Precision-Optimised Post-Stroke Prognoses

Abstract

Background: Current medicine cannot confidently predict who will recover from post-stroke impairments. Researchers have sought to bridge this gap by treating the post-stroke prognostic problem as a machine learning problem, reporting prediction error metrics across samples of patients whose outcomes are known. This approach effectively shares prediction error equally among the patients, which is contrary to the long-held clinical intuition that some patients' outcomes are more predictable than other patients' outcomes. Here, we test that intuition empirically, by asking whether those 'more predictable' patients can be identified before their outcomes are known.

Methods: Drawing on lesion location and demographic data, we use ensemble classifiers to predict the presence of a variety of different language impairments in a large sample of stroke patients. We tune these models to maximise their Positive Predictive Value (or precision): that is, the probability that patients assigned to a class are really members of that class. We test whether those tuned models have high precision on independent data.

Results: Precision-tuned models might only classify a subset of patients, but for that reduced set, the classifications are very likely to be correct: typically > 90% and sometimes > 95%. Small reductions of target precision could rapidly raise the proportion of patients for whom 'high enough precision' predictions can be made.

Conclusions: High precision prognoses are possible when predicting language outcomes after stroke. Providing such predictions for subsets of patients might be a reasonable intermediate step on the way to providing them for all.

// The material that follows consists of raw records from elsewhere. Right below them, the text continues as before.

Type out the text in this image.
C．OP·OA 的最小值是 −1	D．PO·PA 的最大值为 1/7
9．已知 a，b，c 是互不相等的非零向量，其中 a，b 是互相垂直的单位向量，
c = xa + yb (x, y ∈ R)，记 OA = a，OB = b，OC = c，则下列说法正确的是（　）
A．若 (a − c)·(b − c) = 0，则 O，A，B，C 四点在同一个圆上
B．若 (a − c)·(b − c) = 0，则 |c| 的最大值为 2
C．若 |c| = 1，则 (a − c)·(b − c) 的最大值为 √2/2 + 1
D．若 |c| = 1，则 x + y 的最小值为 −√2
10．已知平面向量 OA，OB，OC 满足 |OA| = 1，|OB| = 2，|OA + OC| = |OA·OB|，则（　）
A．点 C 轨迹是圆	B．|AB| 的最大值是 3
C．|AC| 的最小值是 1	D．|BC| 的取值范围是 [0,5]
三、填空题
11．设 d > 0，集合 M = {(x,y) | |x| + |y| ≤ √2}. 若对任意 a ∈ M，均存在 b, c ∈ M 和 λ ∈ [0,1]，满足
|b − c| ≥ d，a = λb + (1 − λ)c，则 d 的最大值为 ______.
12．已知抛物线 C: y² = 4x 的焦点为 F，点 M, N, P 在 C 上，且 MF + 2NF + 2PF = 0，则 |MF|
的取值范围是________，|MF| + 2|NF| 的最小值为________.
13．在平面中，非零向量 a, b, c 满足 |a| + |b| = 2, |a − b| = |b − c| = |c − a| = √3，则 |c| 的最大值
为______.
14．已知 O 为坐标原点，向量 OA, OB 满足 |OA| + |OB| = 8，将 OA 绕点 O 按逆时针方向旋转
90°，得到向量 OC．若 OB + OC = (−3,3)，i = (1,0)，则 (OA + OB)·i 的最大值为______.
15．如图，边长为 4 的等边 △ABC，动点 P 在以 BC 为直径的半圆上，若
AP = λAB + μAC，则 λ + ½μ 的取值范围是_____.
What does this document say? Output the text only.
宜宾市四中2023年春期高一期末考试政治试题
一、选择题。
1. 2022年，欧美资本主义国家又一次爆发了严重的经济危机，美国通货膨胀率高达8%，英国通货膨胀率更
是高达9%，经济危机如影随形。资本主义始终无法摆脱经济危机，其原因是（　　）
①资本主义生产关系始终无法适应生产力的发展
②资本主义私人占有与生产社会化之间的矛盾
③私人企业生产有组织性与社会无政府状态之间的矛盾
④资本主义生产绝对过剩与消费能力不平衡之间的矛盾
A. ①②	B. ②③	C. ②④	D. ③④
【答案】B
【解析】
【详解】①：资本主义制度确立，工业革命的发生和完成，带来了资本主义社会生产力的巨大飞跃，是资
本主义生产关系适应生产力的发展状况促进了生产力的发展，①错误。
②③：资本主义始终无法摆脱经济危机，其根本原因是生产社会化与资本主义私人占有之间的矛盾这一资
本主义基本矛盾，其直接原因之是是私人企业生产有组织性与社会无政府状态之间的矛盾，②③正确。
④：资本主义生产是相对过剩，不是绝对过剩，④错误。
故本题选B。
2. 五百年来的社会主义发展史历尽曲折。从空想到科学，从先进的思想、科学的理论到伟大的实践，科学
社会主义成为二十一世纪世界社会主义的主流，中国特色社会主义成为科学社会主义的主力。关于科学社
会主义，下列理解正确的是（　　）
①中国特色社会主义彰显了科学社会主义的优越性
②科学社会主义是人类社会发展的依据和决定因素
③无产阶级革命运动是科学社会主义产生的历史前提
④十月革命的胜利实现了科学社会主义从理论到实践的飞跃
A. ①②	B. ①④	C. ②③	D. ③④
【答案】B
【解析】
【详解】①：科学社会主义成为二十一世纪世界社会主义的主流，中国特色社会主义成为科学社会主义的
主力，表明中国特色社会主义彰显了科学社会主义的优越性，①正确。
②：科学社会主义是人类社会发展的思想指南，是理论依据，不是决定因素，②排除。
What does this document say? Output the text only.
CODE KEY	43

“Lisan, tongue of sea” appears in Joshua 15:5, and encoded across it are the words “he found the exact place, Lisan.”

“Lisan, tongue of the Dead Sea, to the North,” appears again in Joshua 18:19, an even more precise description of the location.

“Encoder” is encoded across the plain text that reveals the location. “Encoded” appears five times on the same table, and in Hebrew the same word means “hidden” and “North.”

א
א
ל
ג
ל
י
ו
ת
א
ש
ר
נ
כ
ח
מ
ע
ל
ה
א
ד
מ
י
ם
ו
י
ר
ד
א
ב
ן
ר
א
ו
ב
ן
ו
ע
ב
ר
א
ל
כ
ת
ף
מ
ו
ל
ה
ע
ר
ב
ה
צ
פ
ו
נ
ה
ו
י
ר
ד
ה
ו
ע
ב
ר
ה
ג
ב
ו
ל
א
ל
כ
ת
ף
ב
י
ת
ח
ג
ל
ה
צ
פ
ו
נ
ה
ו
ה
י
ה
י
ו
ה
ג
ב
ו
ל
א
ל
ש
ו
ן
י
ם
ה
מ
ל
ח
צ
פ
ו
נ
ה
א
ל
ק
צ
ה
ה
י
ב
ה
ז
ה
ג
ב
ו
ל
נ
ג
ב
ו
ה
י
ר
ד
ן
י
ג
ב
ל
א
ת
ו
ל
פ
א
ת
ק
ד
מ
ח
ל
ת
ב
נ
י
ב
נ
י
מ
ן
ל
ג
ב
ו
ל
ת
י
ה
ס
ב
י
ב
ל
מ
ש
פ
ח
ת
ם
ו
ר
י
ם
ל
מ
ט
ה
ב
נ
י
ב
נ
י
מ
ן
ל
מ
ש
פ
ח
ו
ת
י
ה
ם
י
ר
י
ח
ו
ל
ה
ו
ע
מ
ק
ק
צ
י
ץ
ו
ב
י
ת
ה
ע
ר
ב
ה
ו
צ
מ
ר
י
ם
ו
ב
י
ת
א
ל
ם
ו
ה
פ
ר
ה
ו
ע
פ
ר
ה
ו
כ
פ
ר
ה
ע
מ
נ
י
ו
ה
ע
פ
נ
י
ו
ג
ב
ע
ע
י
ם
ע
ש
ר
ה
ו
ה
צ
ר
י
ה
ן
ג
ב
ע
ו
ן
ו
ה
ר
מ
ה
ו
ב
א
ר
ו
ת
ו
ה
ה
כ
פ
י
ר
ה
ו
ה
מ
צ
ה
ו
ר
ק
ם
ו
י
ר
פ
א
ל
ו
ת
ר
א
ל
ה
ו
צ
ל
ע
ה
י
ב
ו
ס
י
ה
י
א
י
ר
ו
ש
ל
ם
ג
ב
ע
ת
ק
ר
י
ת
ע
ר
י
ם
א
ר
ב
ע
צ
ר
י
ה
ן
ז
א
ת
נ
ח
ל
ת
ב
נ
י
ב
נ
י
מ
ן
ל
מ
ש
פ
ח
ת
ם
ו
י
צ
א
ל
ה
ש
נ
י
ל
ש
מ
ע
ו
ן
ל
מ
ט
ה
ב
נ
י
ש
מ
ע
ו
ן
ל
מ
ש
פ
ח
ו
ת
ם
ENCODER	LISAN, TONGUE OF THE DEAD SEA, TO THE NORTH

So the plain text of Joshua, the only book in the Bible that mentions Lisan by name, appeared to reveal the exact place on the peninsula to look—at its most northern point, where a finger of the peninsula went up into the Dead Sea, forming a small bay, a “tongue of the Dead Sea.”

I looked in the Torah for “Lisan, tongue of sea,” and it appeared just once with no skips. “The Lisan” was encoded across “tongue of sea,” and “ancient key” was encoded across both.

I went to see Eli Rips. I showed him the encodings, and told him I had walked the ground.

Keywords: cognition; confidence; language; lesions; machine learning; stroke.

FIGURE 1

A schematic illustration of the data pre‐processing and analysis procedure. After selecting the sample, we extract MRI data, non‐brain demographic variables, and language outcome scores for the selected patients. Tables 1 and 2 report the results of the outer loop cross validation, emphasising those patients for whom ‘high precision’ classifications were made.

FIGURE 2

Average validation set classification performance versus training set confidence. For both NPV (top left) and PPV (top right), the validation set values are generally lower than the training set values indicating some absolute loss of performance. Nevertheless, validation set NPV and PPV are both high in the best case. The bottom row shows the proportions of the correct class that receive each type of ‘high confidence’ prediction. Note that when the predictions are made with the most permissive NPV and PPV thresholds, these proportions are often > 100% because these predictions are also being made for a fraction of the sample that compose the other (wrong) class. Notably, the functions relating validation set coverage to training set PPV are convex (bottom row). This suggests that the coverage for these predictions would increase rapidly with only a comparatively minor reduction in threshold precision.